Scouts

by Mary Lou Buschi

 

We told stories with our eyes closed. Peeled grapes
passed around to signify eyeballs. Cold spaghetti

spilling into our laps—the boy’s disemboweled intestines.

That year, we were making gifts for the elderly.
I had never seen one, an elderly.

My gift was a gigantic corsage, pointy stiff leaves
like stars, held together with floral tape.

We were each given one name—Helen.
The name, a wooden box filled with pressed leaves
and fireflies sliding through summer mist.

*

We filed through the doors
of Pine Acres, through a wall of heat
as street lamps drew slits on the bare floor.

Start singing, the scout master said. Only our voices
holding us up. I was 8 that day.

The men and women in those blue foam beds, wearing their skin
like thin sacks, were somewhere else,

driving fast through all of their firsts.
It was winter, the road out, a solid black river. Where was Helen?

*

That morning the ice was weaving Victorian lace curtains over my window.
Its stubborn geometry—impossible to part.

*

Helen, after delivering my gift,
I will board my bus and get back to myself.

I held her name in my palm. Helen.
I held the name in my mouth. Helen.

You will take the gift and I will be free. Helen, looking only
at the holly leaves, avoiding me, the origin,

took the gift and placed it in her mouth.
I was 8 that day and that woman had nothing to do with me.

 


 

Mary Lou Buschi’s chapbook, “The Spell of Coming (or Going),” was selected as the winner of The NYC Siren Series and was published by Patasola Press (2013).

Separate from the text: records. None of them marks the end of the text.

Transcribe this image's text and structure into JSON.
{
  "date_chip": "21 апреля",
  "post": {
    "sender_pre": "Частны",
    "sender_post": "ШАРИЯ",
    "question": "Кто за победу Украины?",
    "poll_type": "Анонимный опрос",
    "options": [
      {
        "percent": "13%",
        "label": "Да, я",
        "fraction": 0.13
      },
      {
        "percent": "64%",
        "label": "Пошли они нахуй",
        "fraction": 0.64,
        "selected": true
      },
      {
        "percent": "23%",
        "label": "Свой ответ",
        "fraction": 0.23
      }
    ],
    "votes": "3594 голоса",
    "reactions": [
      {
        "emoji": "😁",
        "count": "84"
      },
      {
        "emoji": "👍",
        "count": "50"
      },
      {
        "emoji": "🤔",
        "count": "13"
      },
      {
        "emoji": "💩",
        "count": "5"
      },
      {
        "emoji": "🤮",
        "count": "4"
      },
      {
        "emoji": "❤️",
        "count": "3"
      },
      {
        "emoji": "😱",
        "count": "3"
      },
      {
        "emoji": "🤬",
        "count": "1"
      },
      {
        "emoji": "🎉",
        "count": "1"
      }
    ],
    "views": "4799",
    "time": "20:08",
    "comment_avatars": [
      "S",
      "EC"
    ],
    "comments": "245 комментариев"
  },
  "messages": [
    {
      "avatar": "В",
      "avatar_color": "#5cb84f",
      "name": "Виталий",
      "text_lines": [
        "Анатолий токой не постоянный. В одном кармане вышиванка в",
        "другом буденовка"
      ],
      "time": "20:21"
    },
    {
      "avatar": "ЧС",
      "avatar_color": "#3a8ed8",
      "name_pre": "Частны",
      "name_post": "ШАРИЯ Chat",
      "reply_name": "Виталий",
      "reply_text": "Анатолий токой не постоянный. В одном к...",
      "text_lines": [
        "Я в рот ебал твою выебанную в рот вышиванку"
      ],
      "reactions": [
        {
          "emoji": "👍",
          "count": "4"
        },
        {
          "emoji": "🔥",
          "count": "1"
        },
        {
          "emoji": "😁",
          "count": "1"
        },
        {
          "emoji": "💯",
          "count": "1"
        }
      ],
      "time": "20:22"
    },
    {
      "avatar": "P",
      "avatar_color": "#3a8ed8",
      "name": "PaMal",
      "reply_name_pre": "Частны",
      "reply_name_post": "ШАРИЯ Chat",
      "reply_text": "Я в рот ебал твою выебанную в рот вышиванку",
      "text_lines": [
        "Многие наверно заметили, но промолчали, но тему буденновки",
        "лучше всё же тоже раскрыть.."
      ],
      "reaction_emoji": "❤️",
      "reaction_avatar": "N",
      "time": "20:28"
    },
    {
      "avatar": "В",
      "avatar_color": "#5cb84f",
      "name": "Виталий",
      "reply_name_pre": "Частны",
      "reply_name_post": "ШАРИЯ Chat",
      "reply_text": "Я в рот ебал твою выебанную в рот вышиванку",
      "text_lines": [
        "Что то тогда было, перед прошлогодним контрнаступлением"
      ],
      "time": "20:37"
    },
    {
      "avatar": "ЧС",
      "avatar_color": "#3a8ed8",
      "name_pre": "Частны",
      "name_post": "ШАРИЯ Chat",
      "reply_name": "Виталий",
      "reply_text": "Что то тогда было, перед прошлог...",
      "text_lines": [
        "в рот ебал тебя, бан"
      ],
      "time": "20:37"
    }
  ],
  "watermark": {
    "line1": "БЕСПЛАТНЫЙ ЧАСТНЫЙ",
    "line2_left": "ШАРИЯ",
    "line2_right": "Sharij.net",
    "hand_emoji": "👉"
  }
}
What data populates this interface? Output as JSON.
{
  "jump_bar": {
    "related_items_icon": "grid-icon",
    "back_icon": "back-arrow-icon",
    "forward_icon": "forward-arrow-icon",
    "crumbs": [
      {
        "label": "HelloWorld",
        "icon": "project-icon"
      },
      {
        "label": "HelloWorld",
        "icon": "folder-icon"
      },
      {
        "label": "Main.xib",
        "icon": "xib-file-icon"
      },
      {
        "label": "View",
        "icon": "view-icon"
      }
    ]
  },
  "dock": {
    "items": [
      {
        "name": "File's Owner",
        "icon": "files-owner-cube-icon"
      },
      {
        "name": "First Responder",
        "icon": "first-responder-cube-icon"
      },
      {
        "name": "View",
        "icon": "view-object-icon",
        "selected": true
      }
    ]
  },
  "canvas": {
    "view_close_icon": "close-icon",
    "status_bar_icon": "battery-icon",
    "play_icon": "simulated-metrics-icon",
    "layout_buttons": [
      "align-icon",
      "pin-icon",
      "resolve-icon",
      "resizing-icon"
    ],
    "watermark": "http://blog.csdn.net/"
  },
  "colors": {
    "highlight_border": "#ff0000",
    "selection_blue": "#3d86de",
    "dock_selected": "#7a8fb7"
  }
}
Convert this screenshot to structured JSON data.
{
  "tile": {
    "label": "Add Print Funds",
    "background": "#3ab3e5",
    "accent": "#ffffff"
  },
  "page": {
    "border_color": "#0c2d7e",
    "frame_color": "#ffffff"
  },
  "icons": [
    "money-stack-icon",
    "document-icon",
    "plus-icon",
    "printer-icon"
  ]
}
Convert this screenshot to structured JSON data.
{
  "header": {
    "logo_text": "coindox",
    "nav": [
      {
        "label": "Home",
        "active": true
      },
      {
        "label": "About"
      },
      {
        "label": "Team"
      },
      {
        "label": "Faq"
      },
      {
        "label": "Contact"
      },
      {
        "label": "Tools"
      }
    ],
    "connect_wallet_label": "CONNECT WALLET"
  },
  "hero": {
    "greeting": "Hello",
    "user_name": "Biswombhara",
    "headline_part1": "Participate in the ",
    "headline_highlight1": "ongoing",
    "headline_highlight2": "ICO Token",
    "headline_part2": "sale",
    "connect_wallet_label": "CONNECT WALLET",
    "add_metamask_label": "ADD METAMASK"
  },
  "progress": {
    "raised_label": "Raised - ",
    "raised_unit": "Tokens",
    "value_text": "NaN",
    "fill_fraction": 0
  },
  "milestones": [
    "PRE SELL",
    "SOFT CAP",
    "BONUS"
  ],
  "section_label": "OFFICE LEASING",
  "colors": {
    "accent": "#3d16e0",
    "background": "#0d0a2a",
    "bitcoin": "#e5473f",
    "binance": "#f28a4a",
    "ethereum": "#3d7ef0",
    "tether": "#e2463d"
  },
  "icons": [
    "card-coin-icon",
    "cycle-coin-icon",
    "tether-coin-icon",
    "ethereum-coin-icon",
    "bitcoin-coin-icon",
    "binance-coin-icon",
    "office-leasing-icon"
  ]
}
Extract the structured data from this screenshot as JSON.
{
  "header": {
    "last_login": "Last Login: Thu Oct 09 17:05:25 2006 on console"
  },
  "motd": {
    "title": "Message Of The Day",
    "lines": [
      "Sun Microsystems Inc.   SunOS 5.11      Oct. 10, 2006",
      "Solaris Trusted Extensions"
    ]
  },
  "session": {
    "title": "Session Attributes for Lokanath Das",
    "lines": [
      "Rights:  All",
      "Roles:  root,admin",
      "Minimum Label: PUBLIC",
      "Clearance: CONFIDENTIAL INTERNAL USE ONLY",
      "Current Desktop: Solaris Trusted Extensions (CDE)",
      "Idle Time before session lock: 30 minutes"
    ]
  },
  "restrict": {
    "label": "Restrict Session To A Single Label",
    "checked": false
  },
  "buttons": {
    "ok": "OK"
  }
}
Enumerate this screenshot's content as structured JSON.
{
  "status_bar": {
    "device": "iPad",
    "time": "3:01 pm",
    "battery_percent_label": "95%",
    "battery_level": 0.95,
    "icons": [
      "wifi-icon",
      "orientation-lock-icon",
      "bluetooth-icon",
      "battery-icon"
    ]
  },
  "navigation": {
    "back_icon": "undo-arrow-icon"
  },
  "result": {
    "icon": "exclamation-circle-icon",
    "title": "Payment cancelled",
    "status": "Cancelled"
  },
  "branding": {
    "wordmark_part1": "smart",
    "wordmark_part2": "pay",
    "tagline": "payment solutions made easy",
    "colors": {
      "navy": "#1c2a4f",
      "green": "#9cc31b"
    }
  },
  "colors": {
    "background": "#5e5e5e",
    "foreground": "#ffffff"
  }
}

Her poems have appeared or are appearing in Willow Springs, Cream City Review, RHINO, Tar River Poetry, The Laurel Review, and Indiana Review, among others. She is a special education teacher in the Bronx.


Editor’s note (Brandon): Every time I read this poem I fall deeper into it. Mary Lou has done a wonderful job weaving together so much below the surface of “Scouts.” Questions and dilemmas of obligation, of relationship and distance, all interconnected and viewed through the prism of memory. The responsibility the speaker feels to deliver the gift to Helen coupled with the anticlimactic reaction she receives furthers the poem’s haunting tone; Helen, with her physical closeness and mental distance, has become a part of the speaker. And thus, like many great poems, more questions are raised than answered: What do we do with an expectation unfulfilled? In what manner do our various interactions affect the person we become? This poem is a gorgeous depiction of the complexity that builds around us and is twisted by time, that “stubborn geometry—impossible to part.”